Book recounts reunion between birth mother, daughter
The story of a young mother who had to give up her baby for adoption in 1925 and the eventual reunion of the birth mother and daughter many years later is chronicled in “My Little Valentine,” a book written by Delia native KelLee Parr.
Parr, who now resides in Manhattan, recently finished his book that shares the true story of his mother, Wanda Parr, reuniting with her birth mother, Leona May Bretches.
“This book has been 10 years in the making,” Parr said. “I started it many different times, but what set it in motion was when I ran across hundreds of letters from Leona (the birth mother) written to my mother after they were reunited. They wrote to each other twice a week for many years.”
Leona gave birth to daughter Wanda on Valentine’s Day in 1925 at the Willows Maternity Sanitarium in Kansas City when she was 17. Wanda was then adopted by Lynn and Emma Keller of rural Delia.
“Although she was raised in a wonderful, loving environment, my mother always had a desire to know who her birth parents were – especially her birth mother,” Parr said.
When Wanda was 21, she was given her original adoption papers from the Kellers, which listed her birth mother as Leona May Hendrickson.
“My mother was lucky that her birth mother used her real name because a lot of women didn’t,” Parr said.
Wanda didn’t spend much time looking for her birth mother until after her adoptive parents died, Parr said. Emma died in 1980, and Lynn died in 1990.

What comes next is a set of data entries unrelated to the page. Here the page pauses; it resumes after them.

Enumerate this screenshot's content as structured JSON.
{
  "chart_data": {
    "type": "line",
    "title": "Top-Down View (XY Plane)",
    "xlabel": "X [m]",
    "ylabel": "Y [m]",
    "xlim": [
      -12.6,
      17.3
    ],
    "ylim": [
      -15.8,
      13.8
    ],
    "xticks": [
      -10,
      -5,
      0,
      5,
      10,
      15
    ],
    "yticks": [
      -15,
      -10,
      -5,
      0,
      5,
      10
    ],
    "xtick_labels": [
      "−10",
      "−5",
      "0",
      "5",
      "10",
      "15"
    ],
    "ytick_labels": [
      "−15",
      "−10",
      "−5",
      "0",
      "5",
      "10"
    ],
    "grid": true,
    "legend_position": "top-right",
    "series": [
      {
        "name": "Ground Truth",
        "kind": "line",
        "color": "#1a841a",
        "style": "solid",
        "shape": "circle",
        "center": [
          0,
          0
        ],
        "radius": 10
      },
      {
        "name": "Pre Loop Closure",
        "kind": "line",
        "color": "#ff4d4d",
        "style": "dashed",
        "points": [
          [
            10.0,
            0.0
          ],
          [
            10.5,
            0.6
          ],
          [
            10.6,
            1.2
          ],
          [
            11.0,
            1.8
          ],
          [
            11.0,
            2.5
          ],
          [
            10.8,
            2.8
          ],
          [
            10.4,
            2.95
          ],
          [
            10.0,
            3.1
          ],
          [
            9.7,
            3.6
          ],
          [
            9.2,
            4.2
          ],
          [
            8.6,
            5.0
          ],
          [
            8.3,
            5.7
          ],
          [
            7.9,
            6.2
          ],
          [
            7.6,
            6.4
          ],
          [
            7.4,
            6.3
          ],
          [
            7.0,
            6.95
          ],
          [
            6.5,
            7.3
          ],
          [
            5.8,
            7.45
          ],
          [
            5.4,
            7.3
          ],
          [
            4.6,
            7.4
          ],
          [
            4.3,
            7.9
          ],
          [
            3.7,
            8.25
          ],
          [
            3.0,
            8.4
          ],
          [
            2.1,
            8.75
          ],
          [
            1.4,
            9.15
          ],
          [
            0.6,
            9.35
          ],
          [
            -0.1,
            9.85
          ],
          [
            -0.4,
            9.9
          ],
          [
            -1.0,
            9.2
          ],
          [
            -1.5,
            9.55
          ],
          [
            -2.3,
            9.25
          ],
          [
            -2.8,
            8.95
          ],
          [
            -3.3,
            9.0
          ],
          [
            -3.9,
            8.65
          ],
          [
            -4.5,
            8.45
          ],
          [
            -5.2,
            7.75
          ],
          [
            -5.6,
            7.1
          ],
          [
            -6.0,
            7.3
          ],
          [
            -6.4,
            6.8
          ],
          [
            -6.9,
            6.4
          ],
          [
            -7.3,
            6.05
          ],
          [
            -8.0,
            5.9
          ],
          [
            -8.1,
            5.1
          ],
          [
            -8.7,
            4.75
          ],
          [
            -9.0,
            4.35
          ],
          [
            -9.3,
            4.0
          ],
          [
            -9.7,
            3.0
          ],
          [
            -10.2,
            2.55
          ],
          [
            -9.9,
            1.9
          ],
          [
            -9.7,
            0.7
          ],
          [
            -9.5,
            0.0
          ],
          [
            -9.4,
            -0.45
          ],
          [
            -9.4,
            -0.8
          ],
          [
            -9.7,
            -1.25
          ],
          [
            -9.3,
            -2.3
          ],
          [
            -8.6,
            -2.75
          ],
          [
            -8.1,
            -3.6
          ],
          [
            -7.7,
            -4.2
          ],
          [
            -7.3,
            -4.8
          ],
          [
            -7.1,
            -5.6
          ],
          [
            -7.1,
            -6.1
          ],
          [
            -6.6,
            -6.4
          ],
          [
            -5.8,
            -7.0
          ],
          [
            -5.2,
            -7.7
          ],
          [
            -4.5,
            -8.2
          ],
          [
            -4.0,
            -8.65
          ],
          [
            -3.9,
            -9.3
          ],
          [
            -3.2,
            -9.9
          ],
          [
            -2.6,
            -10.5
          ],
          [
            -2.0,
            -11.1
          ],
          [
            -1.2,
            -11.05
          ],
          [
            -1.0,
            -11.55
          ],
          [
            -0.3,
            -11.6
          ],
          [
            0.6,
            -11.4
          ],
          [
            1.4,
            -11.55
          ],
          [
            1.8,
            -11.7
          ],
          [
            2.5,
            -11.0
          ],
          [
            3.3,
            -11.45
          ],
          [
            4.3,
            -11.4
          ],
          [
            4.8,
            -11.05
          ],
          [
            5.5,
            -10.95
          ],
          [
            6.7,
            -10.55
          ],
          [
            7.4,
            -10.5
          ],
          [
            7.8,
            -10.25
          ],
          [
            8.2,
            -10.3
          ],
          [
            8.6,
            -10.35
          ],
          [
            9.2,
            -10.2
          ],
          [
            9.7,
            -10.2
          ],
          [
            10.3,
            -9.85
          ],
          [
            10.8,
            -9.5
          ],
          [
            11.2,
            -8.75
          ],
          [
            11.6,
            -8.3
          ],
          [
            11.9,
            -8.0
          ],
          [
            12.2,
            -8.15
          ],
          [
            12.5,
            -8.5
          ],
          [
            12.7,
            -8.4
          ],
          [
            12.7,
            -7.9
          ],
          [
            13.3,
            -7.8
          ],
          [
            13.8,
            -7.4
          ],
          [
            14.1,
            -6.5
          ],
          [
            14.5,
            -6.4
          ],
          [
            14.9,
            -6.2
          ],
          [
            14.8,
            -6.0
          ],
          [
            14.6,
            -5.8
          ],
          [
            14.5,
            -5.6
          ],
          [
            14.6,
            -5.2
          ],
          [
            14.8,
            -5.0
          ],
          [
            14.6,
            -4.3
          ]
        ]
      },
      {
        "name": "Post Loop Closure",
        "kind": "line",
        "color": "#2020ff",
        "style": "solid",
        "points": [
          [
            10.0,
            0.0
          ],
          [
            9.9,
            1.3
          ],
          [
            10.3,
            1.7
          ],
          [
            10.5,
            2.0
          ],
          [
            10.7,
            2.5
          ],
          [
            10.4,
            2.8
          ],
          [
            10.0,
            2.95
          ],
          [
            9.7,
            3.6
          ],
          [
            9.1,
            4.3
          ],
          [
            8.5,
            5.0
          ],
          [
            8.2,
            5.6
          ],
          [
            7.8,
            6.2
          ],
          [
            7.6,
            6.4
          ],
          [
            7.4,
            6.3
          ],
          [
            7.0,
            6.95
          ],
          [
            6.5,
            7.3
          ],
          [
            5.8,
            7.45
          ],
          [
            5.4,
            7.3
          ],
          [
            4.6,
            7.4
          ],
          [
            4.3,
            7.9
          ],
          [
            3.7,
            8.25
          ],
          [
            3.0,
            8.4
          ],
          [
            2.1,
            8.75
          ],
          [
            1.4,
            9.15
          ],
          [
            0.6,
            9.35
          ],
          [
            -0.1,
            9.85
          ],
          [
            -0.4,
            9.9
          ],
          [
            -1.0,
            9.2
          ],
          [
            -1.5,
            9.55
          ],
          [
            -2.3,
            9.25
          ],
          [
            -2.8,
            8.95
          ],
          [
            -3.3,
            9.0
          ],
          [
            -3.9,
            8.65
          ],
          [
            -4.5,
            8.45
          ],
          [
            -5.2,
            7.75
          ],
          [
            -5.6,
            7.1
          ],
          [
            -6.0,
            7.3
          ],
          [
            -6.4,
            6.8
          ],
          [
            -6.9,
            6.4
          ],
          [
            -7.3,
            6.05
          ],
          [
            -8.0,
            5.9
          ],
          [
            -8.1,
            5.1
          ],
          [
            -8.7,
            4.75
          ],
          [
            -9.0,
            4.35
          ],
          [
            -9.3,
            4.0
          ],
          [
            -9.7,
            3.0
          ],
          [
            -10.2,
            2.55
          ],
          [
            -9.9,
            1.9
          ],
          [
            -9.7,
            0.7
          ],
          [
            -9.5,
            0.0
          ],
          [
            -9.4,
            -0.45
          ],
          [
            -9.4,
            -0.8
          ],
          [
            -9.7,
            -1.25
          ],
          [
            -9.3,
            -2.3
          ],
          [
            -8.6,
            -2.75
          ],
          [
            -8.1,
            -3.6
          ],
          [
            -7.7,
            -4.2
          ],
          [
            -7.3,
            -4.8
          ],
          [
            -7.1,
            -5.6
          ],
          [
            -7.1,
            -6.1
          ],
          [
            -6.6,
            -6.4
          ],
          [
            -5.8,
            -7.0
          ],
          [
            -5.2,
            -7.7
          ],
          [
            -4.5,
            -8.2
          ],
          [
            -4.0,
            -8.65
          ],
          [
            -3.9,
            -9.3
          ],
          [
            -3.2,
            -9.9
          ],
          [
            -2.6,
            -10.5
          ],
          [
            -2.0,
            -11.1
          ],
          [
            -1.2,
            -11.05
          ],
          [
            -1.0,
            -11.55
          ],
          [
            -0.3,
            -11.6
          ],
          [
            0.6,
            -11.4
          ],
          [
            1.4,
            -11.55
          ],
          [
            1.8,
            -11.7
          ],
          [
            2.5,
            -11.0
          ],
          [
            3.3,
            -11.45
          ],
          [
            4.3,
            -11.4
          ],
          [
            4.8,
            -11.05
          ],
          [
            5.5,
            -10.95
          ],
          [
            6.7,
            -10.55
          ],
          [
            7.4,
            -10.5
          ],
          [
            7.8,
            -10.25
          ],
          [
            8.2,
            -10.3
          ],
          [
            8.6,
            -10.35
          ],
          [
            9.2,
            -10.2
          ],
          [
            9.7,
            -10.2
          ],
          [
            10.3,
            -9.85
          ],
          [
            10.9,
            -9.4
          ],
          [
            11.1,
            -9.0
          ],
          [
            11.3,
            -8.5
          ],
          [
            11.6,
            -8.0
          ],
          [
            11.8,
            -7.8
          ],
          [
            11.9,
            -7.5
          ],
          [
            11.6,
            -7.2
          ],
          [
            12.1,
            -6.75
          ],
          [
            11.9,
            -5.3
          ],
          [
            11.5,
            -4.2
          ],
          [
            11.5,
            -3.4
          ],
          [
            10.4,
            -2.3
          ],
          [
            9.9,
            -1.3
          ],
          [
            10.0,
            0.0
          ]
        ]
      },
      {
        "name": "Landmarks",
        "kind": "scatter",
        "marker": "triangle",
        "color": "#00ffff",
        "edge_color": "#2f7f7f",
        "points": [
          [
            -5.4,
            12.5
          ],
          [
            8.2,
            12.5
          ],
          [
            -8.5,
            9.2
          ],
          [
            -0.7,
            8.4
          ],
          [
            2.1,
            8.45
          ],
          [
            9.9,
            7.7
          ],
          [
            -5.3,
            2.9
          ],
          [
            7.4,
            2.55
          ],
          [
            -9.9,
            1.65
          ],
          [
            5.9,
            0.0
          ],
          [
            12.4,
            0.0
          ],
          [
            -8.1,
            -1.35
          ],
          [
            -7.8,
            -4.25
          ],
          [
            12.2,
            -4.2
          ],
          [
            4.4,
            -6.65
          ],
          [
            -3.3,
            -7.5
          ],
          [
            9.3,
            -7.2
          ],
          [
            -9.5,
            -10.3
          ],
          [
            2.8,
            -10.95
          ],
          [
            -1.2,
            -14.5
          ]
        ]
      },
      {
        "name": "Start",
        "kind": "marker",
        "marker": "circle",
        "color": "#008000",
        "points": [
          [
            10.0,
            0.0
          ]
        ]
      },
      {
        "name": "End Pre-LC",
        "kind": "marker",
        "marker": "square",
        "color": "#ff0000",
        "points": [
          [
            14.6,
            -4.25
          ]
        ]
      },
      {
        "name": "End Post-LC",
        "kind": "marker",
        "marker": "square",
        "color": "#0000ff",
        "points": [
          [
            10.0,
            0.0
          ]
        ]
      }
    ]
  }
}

Parr said his mother wrote letters to various organizations asking for help locating her birth mother and always scoured phones books for the name Hendrickson whenever she was traveling out of town.
Parr was conducting some research at the Kansas Historical Society for a class he was teaching when he noticed census records on mircofiche.
“That’s when it clicked,” he said.
Searching Kansas census records, Parr found a Leona Hendrickson in Havana, Kan. in 1910 and 1915. After several phone calls to residents in Havana, Parr spoke to a cousin of Leona’s in Wichita.
“I told him I was working on some genealogy, and he told me Leona was living in California and that he would pass on my information to her.”
Leona wrote to Parr in 1991, and he responded that he was looking for his mother’s birth mother.
“I wrote that it was OK if she didn’t want to talk to us, and that we didn’t want to disrupt her life,” Parr said.
But Leona did write back, and through a series of telephone calls, first with Parr and then with Wanda, the birth mother and daughter were connected again.
“Within one to two weeks, my mother and I were on a plane to California,” Parr said. “When she gave birth, Leona said she had to promise not to look for Wanda, who she originally named Marcia.”
In August 1991, Leona, who was 83; and Wanda, who was 66; met for the first time.
“They hit it off wonderfully,” Parr said. “She was able to get a lot of questions answered.”
The women visited each other often and wrote letters back and forth for 13 years until Leona’s death in 2004.
“Leona said that being reunited was healing for her,” Parr said.
The eBook of “My Little Valentine” is being released Thursday from Barnes and Noble, Apple iTunes and Kobo. For more information about the book, visit www.mylittlevalentinebook.com
Parr currently authors elementary education science books at his home in Manhattan but has worked in a variety of capacities in his lifetime including an extension agent in southern Kansas and an elementary teacher in Topeka. He has also completed agricultural mission work in Guatemala and worked with the Kansas State Alumni Association in promoting the university.